Class AccumuloRowInputFormat

java.lang.Object
org.apache.hadoop.mapreduce.InputFormat<org.apache.hadoop.io.Text,PeekingIterator<Map.Entry<Key,Value>>>
org.apache.accumulo.hadoop.mapreduce.AccumuloRowInputFormat

public class AccumuloRowInputFormat extends org.apache.hadoop.mapreduce.InputFormat<org.apache.hadoop.io.Text,PeekingIterator<Map.Entry<Key,Value>>>
This class allows MapReduce jobs to use Accumulo as the source of data. This InputFormat provides row names as Text as keys, and a corresponding PeekingIterator as a value, which in turn makes the Key/Value pairs for that row available to the Map function.

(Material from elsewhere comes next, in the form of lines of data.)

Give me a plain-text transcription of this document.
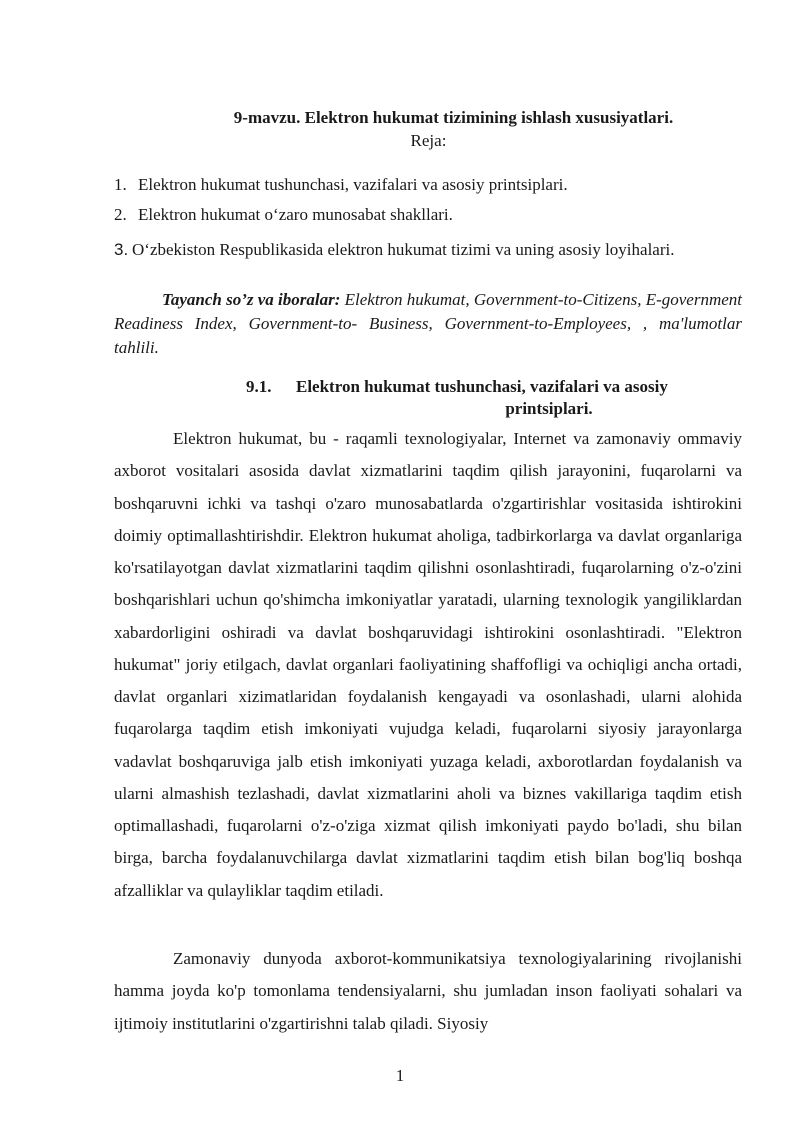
9-mavzu. Elektron hukumat tizimining ishlash xususiyatlari.
Reja:
1. Elektron hukumat tushunchasi, vazifalari va asosiy printsiplari.
2. Elektron hukumat o‘zaro munosabat shakllari.
3. O‘zbekiston Respublikasida elektron hukumat tizimi va uning asosiy loyihalari.
Tayanch so’z va iboralar: Elektron hukumat, Government-to-Citizens, E-government Readiness Index, Government-to- Business, Government-to-Employees, , ma'lumotlar tahlili.
9.1. Elektron hukumat tushunchasi, vazifalari va asosiy
printsiplari.
Elektron hukumat, bu - raqamli texnologiyalar, Internet va zamonaviy ommaviy axborot vositalari asosida davlat xizmatlarini taqdim qilish jarayonini, fuqarolarni va boshqaruvni ichki va tashqi o'zaro munosabatlarda o'zgartirishlar vositasida ishtirokini doimiy optimallashtirishdir. Elektron hukumat aholiga, tadbirkorlarga va davlat organlariga ko'rsatilayotgan davlat xizmatlarini taqdim qilishni osonlashtiradi, fuqarolarning o'z-o'zini boshqarishlari uchun qo'shimcha imkoniyatlar yaratadi, ularning texnologik yangiliklardan xabardorligini oshiradi va davlat boshqaruvidagi ishtirokini osonlashtiradi. "Elektron hukumat" joriy etilgach, davlat organlari faoliyatining shaffofligi va ochiqligi ancha ortadi, davlat organlari xizimatlaridan foydalanish kengayadi va osonlashadi, ularni alohida fuqarolarga taqdim etish imkoniyati vujudga keladi, fuqarolarni siyosiy jarayonlarga vadavlat boshqaruviga jalb etish imkoniyati yuzaga keladi, axborotlardan foydalanish va ularni almashish tezlashadi, davlat xizmatlarini aholi va biznes vakillariga taqdim etish optimallashadi, fuqarolarni o'z-o'ziga xizmat qilish imkoniyati paydo bo'ladi, shu bilan birga, barcha foydalanuvchilarga davlat xizmatlarini taqdim etish bilan bog'liq boshqa afzalliklar va qulayliklar taqdim etiladi.
Zamonaviy dunyoda axborot-kommunikatsiya texnologiyalarining rivojlanishi hamma joyda ko'p tomonlama tendensiyalarni, shu jumladan inson faoliyati sohalari va ijtimoiy institutlarini o'zgartirishni talab qiladi. Siyosiy
1
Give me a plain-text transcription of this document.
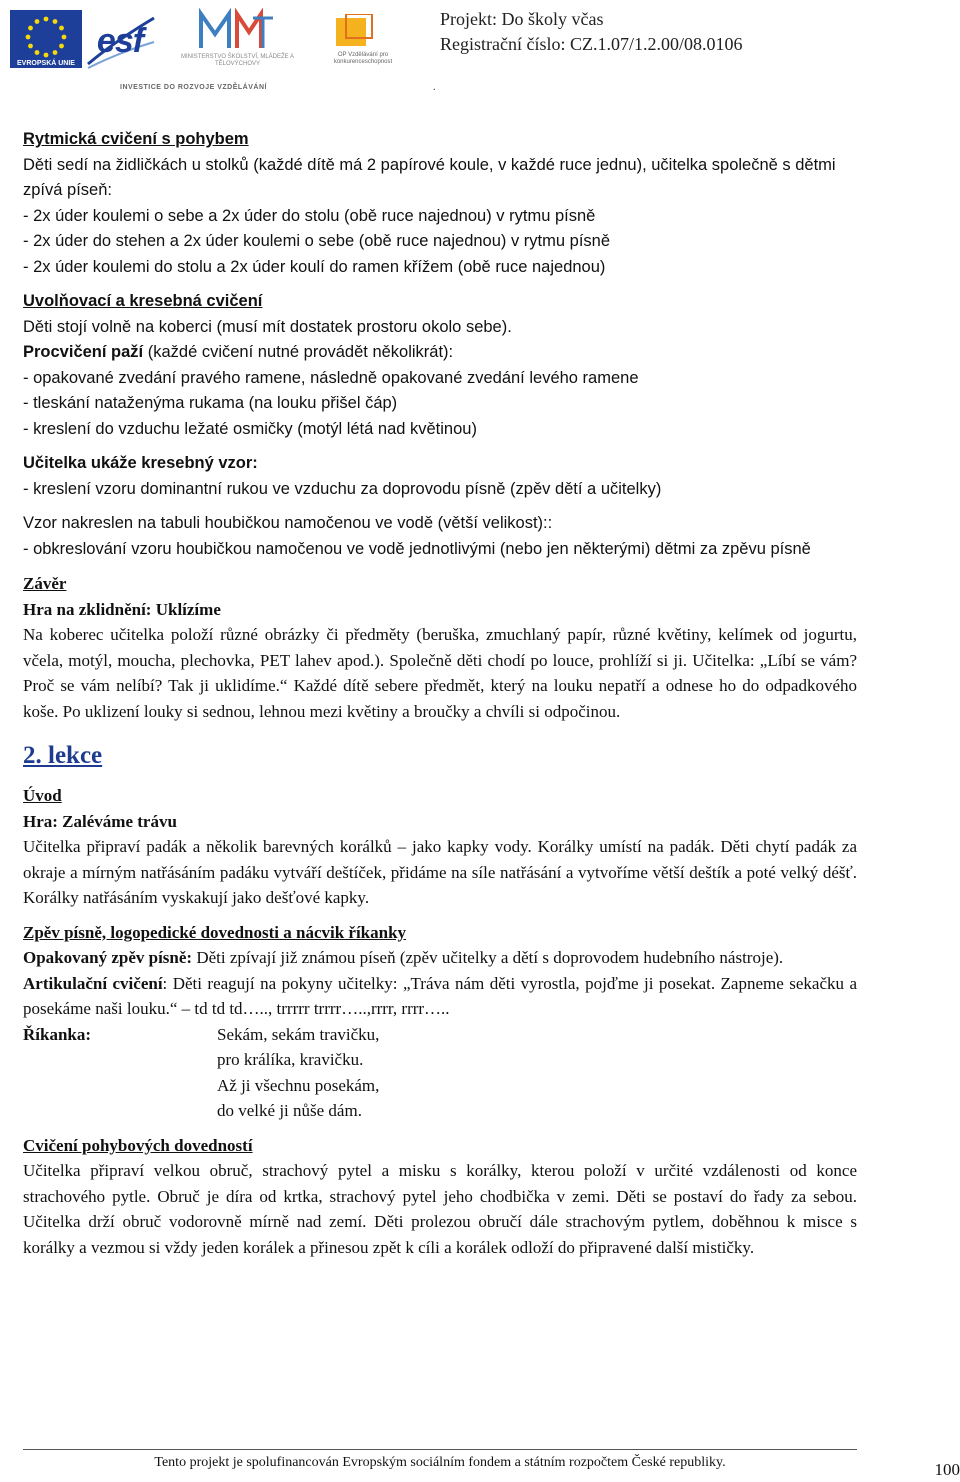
EVROPSKÁ UNIE
esf	MINISTERSTVO ŠKOLSTVÍ, MLÁDEŽE A TĚLOVÝCHOVY
OP Vzdělávání pro konkurenceschopnost
INVESTICE DO ROZVOJE VZDĚLÁVÁNÍ
Projekt: Do školy včas
Registrační číslo: CZ.1.07/1.2.00/08.0106
.

Rytmická cvičení s pohybem

Děti sedí na židličkách u stolků (každé dítě má 2 papírové koule, v každé ruce jednu), učitelka společně s dětmi zpívá píseň:

- 2x úder koulemi o sebe a 2x úder do stolu (obě ruce najednou) v rytmu písně

- 2x úder do stehen a 2x úder koulemi o sebe (obě ruce najednou) v rytmu písně

- 2x úder koulemi do stolu a 2x úder koulí do ramen křížem (obě ruce najednou)

Uvolňovací a kresebná cvičení

Děti stojí volně na koberci (musí mít dostatek prostoru okolo sebe).

Procvičení paží (každé cvičení nutné provádět několikrát):

- opakované zvedání pravého ramene, následně opakované zvedání levého ramene

- tleskání nataženýma rukama (na louku přišel čáp)

- kreslení do vzduchu ležaté osmičky (motýl létá nad květinou)

Učitelka ukáže kresebný vzor:

- kreslení vzoru dominantní rukou ve vzduchu za doprovodu písně (zpěv dětí a učitelky)

Vzor nakreslen na tabuli houbičkou namočenou ve vodě (větší velikost)::

- obkreslování vzoru houbičkou namočenou ve vodě jednotlivými (nebo jen některými) dětmi za zpěvu písně

Závěr

Hra na zklidnění: Uklízíme

Na koberec učitelka položí různé obrázky či předměty (beruška, zmuchlaný papír, různé květiny, kelímek od jogurtu, včela, motýl, moucha, plechovka, PET lahev apod.). Společně děti chodí po louce, prohlíží si ji. Učitelka: „Líbí se vám? Proč se vám nelíbí? Tak ji uklidíme.“ Každé dítě sebere předmět, který na louku nepatří a odnese ho do odpadkového koše. Po uklizení louky si sednou, lehnou mezi květiny a broučky a chvíli si odpočinou.

2. lekce

Úvod

Hra: Zaléváme trávu

Učitelka připraví padák a několik barevných korálků – jako kapky vody. Korálky umístí na padák. Děti chytí padák za okraje a mírným natřásáním padáku vytváří deštíček, přidáme na síle natřásání a vytvoříme větší deštík a poté velký déšť. Korálky natřásáním vyskakují jako dešťové kapky.

Zpěv písně, logopedické dovednosti a nácvik říkanky

Opakovaný zpěv písně: Děti zpívají již známou píseň (zpěv učitelky a dětí s doprovodem hudebního nástroje).

Artikulační cvičení: Děti reagují na pokyny učitelky: „Tráva nám děti vyrostla, pojďme ji posekat. Zapneme sekačku a posekáme naši louku.“ – td td td….., trrrrr trrrr…..,rrrr, rrrr…..

Říkanka:	Sekám, sekám travičku,
pro králíka, kravičku.
Až ji všechnu posekám,
do velké ji nůše dám.

Cvičení pohybových dovedností

Učitelka připraví velkou obruč, strachový pytel a misku s korálky, kterou položí v určité vzdálenosti od konce strachového pytle. Obruč je díra od krtka, strachový pytel jeho chodbička v zemi. Děti se postaví do řady za sebou. Učitelka drží obruč vodorovně mírně nad zemí. Děti prolezou obručí dále strachovým pytlem, doběhnou k misce s korálky a vezmou si vždy jeden korálek a přinesou zpět k cíli a korálek odloží do připravené další mističky.

Tento projekt je spolufinancován Evropským sociálním fondem a státním rozpočtem České republiky.	100
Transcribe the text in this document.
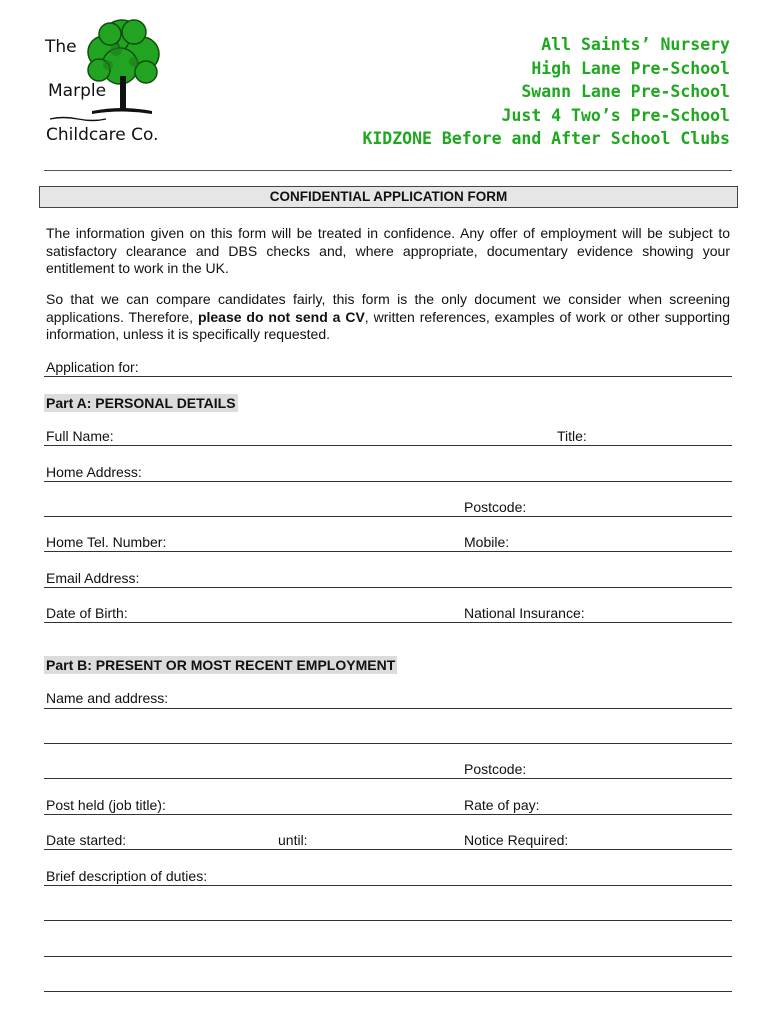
The
Marple
Childcare Co.
All Saints’ Nursery
High Lane Pre-School
Swann Lane Pre-School
Just 4 Two’s Pre-School
KIDZONE Before and After School Clubs
CONFIDENTIAL APPLICATION FORM
The information given on this form will be treated in confidence. Any offer of employment will be subject to satisfactory clearance and DBS checks and, where appropriate, documentary evidence showing your entitlement to work in the UK.
So that we can compare candidates fairly, this form is the only document we consider when screening applications. Therefore, please do not send a CV, written references, examples of work or other supporting information, unless it is specifically requested.
Application for:
Part A: PERSONAL DETAILS
Full Name:	Title:
Home Address:
Postcode:
Home Tel. Number:	Mobile:
Email Address:
Date of Birth:	National Insurance:
Part B: PRESENT OR MOST RECENT EMPLOYMENT
Name and address:
Postcode:
Post held (job title):	Rate of pay:
Date started:	until:	Notice Required:
Brief description of duties:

Configure the job using the configure() method, which provides a fluent API. For Example:
 AccumuloRowInputFormat.configure().clientProperties(props).table(name) // required
     .auths(auths).addIterator(iter1).ranges(ranges).fetchColumns(columns).executionHints(hints)
     .samplerConfiguration(sampleConf).autoAdjustRanges(false) // enabled by default
     .scanIsolation(true) // not available with batchScan()
     .offlineScan(true) // not available with batchScan()
     .store(job);
 
For descriptions of all options see InputFormatBuilder.InputFormatOptions
Since:
2.0
  • Constructor Details

    • AccumuloRowInputFormat

      public AccumuloRowInputFormat()
  • Method Details

    • createRecordReader

      public org.apache.hadoop.mapreduce.RecordReader<org.apache.hadoop.io.Text,PeekingIterator<Map.Entry<Key,Value>>> createRecordReader(org.apache.hadoop.mapreduce.InputSplit split, org.apache.hadoop.mapreduce.TaskAttemptContext context)
      Specified by:
      createRecordReader in class org.apache.hadoop.mapreduce.InputFormat<org.apache.hadoop.io.Text,PeekingIterator<Map.Entry<Key,Value>>>
    • getSplits

      public List<org.apache.hadoop.mapreduce.InputSplit> getSplits(org.apache.hadoop.mapreduce.JobContext context) throws IOException
      Gets the splits of the tables that have been set on the job by reading the metadata table for the specified ranges.
      Specified by:
      getSplits in class org.apache.hadoop.mapreduce.InputFormat<org.apache.hadoop.io.Text,PeekingIterator<Map.Entry<Key,Value>>>
      Returns:
      the splits from the tables based on the ranges.
      Throws:
      IOException - if a table set on the job doesn't exist or an error occurs initializing the tablet locator
    • configure

      public static InputFormatBuilder.ClientParams<org.apache.hadoop.mapreduce.Job> configure()
      Sets all the information required for this map reduce job.